Russian religious philosophy, particularly Soloviev, emphasises the universal character of the Church. Christendom cannot be national; national limitation contradicts the divine-human and eschatological character of the Church. The Russian people were honoured by the Slavophiles and later by Soloviev and his school as the people who most adequately expressed the universality of the Christian spirit, and was therefore chosen by God as His special instrument. Actually, according to the Slavophile K Aksakov, the Russian people was no nation, but humanity itself.
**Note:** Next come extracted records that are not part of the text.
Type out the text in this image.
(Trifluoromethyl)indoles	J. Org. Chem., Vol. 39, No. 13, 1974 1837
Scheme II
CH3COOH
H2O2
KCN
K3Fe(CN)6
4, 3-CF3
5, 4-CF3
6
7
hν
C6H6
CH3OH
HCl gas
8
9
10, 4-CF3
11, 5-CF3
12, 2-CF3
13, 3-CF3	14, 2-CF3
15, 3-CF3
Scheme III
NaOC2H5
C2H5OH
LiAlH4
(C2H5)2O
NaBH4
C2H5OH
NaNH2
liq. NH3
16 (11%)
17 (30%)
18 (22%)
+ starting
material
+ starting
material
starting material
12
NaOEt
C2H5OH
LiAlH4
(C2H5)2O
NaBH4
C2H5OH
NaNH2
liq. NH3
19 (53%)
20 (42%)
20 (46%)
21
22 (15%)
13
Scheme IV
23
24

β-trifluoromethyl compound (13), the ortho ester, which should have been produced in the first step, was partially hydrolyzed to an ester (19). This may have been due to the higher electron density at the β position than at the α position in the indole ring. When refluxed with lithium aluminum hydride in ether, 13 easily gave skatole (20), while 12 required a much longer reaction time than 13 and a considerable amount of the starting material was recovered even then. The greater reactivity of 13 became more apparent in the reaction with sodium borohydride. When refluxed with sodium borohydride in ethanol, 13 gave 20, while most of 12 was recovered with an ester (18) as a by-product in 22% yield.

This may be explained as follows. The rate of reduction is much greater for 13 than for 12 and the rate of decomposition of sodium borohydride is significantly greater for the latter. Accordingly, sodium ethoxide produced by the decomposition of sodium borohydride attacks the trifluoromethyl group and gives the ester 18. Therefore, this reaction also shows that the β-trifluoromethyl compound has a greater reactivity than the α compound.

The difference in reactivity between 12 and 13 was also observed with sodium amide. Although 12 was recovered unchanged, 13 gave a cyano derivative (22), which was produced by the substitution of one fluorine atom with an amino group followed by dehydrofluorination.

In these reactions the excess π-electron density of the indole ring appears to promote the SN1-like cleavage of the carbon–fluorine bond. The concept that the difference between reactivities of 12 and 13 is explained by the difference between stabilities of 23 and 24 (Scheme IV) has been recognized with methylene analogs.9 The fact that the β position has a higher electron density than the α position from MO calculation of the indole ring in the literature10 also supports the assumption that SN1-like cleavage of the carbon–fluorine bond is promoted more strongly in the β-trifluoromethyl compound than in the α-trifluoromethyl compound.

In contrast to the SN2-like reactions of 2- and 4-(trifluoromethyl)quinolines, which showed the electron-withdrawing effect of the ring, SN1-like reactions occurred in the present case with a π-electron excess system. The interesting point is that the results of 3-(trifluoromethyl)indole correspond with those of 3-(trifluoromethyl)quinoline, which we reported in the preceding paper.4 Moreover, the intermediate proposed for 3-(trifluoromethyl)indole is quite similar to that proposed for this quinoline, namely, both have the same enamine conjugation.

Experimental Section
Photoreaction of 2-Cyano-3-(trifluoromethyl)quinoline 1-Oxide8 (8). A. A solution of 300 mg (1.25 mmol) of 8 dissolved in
The nation is something that must be superseded, but not by a soulless cosmopolitanism representing the carrying over of the godless anthropocracy into the universal, but through Christian universalism, that is through the realisation of the Church on earth. The two Christian civilisations – the Roman occidental and the Russian oriental – are perishing through mutual estrangement and contempt. Occidental Christianity is deadened by rationalism, Russian Christianity is under the yoke of a godless anthropocracy. But the universalistic idea remains alive in the Russian man, only there is a danger that this idea may receive a false and unchristian direction. The Russian Orient bears in itself two opposite possibilities. It can become the Orient of Xerxes or the Orient of Christ. Soloviev placed this alternative before Russia at the turn of the century in a wonderful poem. The tension between the rationalistic Occident and the mystical Orient is a basic element of world history. This tension is probably the most fruitful known to human history and perhaps even the existence of humanity without this tension would have been so impoverished that it would be able to lay no claims to attention. The greatest danger for the destiny of European humanity lies in the attempt to dig a great gulf between the Romano-Germanic Occident and the Russian Orient. Stalin-Xerxes seeks to divide Russia from the West and make it an Asiatic country. Thereby he will cut off the Russian people from its transcendent mission which draws Russia to the West, and will make this God-inspired people into a prophet of a godless anthropocracy in Asia and throughout the world. Stalin wants to make Central Europe, above all, Germany, an outpost of a Russian Orient robbed of its Christian soul. Hitlerism is merely another form of the same anti-Christian and anti-European power. Will Western Europe, in face of this last danger which quite apart from the issue of the present struggle is threatening her civilisation, realise her duty towards the Russian Orient and Christian universality?


Note

1. The Hesychasts continued the great tradition of Greek mysticism, particularly Simon of Studion (died 1092). According to it the highest aim of life is union with God by means of a mystical contemplation of the Godhead. Characteristic of Hesychastic doctrine is the distinction between Essence (ousia) and Emanation (energeia). The essence of God cannot be seen by any man, what can be seen is the ‘Uncreated Light’, which is no other than the manifestation of the Divine Essence [Author’s note].